Fermi space telescope spies gamma rays in recurrent symbiotic nova

The Fermi space telescope has recorded gamma rays in certain type of nova for the first time, upending a long-held idea in astronomy.

The Large Area Telescope (LAT), an instrument that makes up part of the Fermi Space Telescope, was used to record gamma rays being produced in the interactions of a pair of stars.

Gamma rays are the most powerful form of electromagnetic energy, billions of times more powerful than visible light, which we use to see objects. The Fermi Space Telescope surveys the entire sky in these wavelengths every three days.

Novas are created in binary stars systems containing a white dwarf, a small, hot stellar body. As the two stars orbit each other, material can migrate from the larger stellar body to its smaller companion. This gas and dust can build up, until temperatures and pressures become great enough to ignite a sudden fusion reaction, similar to a thermonuclear bomb. This instantaneous outburst can produce as much energy as the white dwarf would normally emit in 100,000 years. This process can happen time and again, as long as the larger companion supplies enough stellar material for the cycle to continue.

Astronomers previously believed that novas did not produce enough energy to create gamma rays. These high-energy waves can be produced when particles are accelerated to velocities near the speed of light, something novas were not thought capable of accomplishing. That long-held belief may now be turned on its head.

"No one suspected novae were violent enough to be emitting at these very high energies. However, it now seems possible that a signification fraction - near 100 percent - of novae are gamma ray sources," Sumner Starrfield of Arizona State University, said.

One nova, V407 Cygni, was studied by Starrfield using the LAT instrument aboard Fermi in March 2010. This stellar couple lie around 9,000 light years away from Earth. Contrary to popular belief, the astronomer witnessed the production of gamma rays in gas emitted in the blasts. Two years later, a pair of additional events were also seen during the study, labeled Nova Sco 2012 and Nova Mon 2012. Novas are usually detected as sudden increases in the brightness of visible light from a binary pair.

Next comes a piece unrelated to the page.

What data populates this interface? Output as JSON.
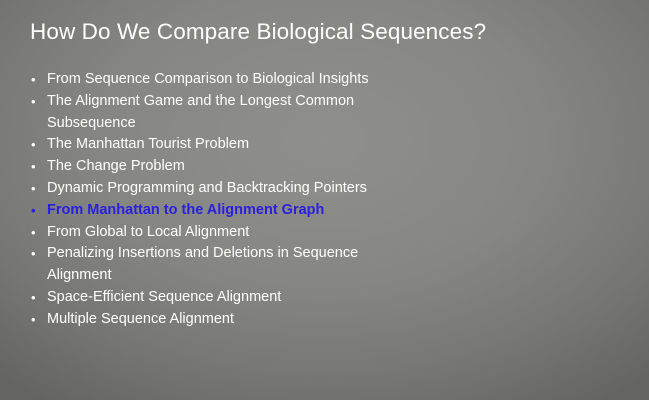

Recurrent symbiotic nova are a special type of nova, in which the red giant member of the pair pulsates, expelling large quantities of gas to space. The stellar companion of V407 Cyg is one of these types of star, and the nova occurs within this pocket of gas. Starrfield believes the gamma rays are produced when the blast wave from the explosion crashes into the gas from the giant star, although the exact mechanism remains a mystery.